The next day, I was marched to the Louvre and dragged to see the damn Mona Lisa, which is SO not worth the trouble it takes, not because it's not a great painting (it's a pretty good painting, I have to say), but because it's so small, and the crush of people crowding in to see this thing I could fit inside a pillowcase so ridiculous, that the work itself is almost an aftertwhought. No one looks at it. Appallingly, they take flash pictures. Dozens and dozens of them. It's encased in glass, but still. You can't look at her because flashbulbs keep popping. I was irritated and prohibited Michael from using flash under any circumstances. It's a nice museum, I suppose. The humongolous Davids--Oath of the Horatii, Napoleon's Coronation, etc--are probably the most excellent part. I love David. My kind of guy. Total whore.

That night we went to watch the big Chelsea-Arsenal Champions League quarterfinal at The Frog and Rosbif, a terrific English pub in Saint-Denis. A brilliant match, though in the end a 1-1 draw. English people going mad all over the place (Chelsea and Arsenal are the two main London teams, and allegiance to one or the other splits the city in two routinely. I'm for Arsenal). Afterwards, we headed over to this wonderful wine bar/bookstore I adore in Le Marais, whose name I totally forget, but I know just where it is and it's a lovely place. We sat, shared a bottle, wrote postcards, and I tried to do my reading for my essay in French (they only have French books, but it's a great selection). Wasn't really into the essaywriting mode, though (usually defined as pure unornamented panic) I did have a nice chat with the owner about Formalism. They stay open till 2am, even on weeknights, but we cut out at around 1, bought a €5 bottle of wine, had your man uncork it for us (not wishing to lose another Swiss Army Knife at security--as happened last time I went to Paris--I'd left me corkscrew at home) and recork it a bit so we could carry it, and headed over to Notre Dame. There we sat until 3am, jawing, drinking and loving the lack of open container laws.

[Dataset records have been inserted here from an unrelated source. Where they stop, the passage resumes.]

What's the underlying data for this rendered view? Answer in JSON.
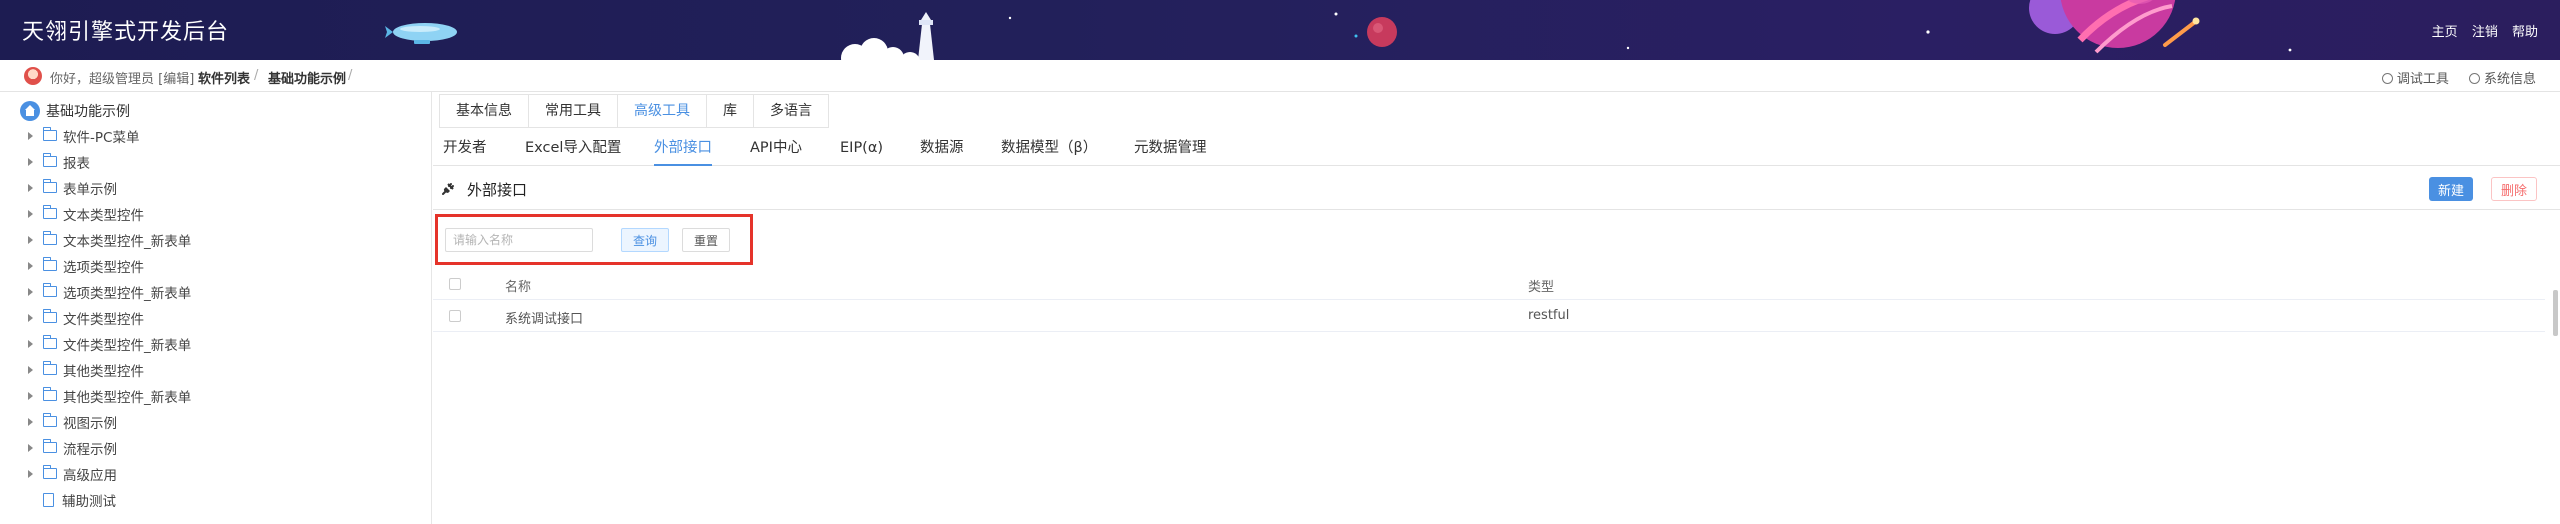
{
  "header": {
    "title": "天翎引擎式开发后台",
    "links": [
      "主页",
      "注销",
      "帮助"
    ]
  },
  "crumbbar": {
    "greeting": "你好，超级管理员 [编辑]",
    "crumbs": [
      "软件列表",
      "基础功能示例"
    ],
    "separator": "/",
    "tools": [
      "调试工具",
      "系统信息"
    ]
  },
  "sidebar": {
    "root": "基础功能示例",
    "items": [
      {
        "label": "软件-PC菜单",
        "icon": "folder-icon"
      },
      {
        "label": "报表",
        "icon": "folder-icon"
      },
      {
        "label": "表单示例",
        "icon": "folder-icon"
      },
      {
        "label": "文本类型控件",
        "icon": "folder-icon"
      },
      {
        "label": "文本类型控件_新表单",
        "icon": "folder-icon"
      },
      {
        "label": "选项类型控件",
        "icon": "folder-icon"
      },
      {
        "label": "选项类型控件_新表单",
        "icon": "folder-icon"
      },
      {
        "label": "文件类型控件",
        "icon": "folder-icon"
      },
      {
        "label": "文件类型控件_新表单",
        "icon": "folder-icon"
      },
      {
        "label": "其他类型控件",
        "icon": "folder-icon"
      },
      {
        "label": "其他类型控件_新表单",
        "icon": "folder-icon"
      },
      {
        "label": "视图示例",
        "icon": "folder-icon"
      },
      {
        "label": "流程示例",
        "icon": "folder-icon"
      },
      {
        "label": "高级应用",
        "icon": "folder-icon"
      },
      {
        "label": "辅助测试",
        "icon": "document-icon"
      }
    ]
  },
  "main": {
    "top_tabs": [
      "基本信息",
      "常用工具",
      "高级工具",
      "库",
      "多语言"
    ],
    "active_top_tab": "高级工具",
    "sub_tabs": [
      "开发者",
      "Excel导入配置",
      "外部接口",
      "API中心",
      "EIP(α)",
      "数据源",
      "数据模型（β）",
      "元数据管理"
    ],
    "active_sub_tab": "外部接口",
    "section_title": "外部接口",
    "buttons": {
      "new": "新建",
      "delete": "删除"
    },
    "search": {
      "placeholder": "请输入名称",
      "value": "",
      "query": "查询",
      "reset": "重置"
    },
    "table": {
      "columns": [
        "名称",
        "类型"
      ],
      "rows": [
        {
          "name": "系统调试接口",
          "type": "restful"
        }
      ]
    }
  },
  "colors": {
    "header_bg": "#1d1c52",
    "accent": "#4a90e2",
    "danger": "#f56c6c",
    "highlight_box": "#e5332a"
  }
}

The next day, our last, we just stayed in Montmartre. Mike got a haircut, I translated, we walked around, and at 4pm, Claude took us back to the airport. It was, in all, a lovely trip, marked by a lot of Frisbee, even on the tarmac at Dublin airport (which they didn't find very funny).

And so now Rebecca's here, but my essay's done, I can breathe again, maybe even sleep again, and so far it's looking like an absolutely delightful week.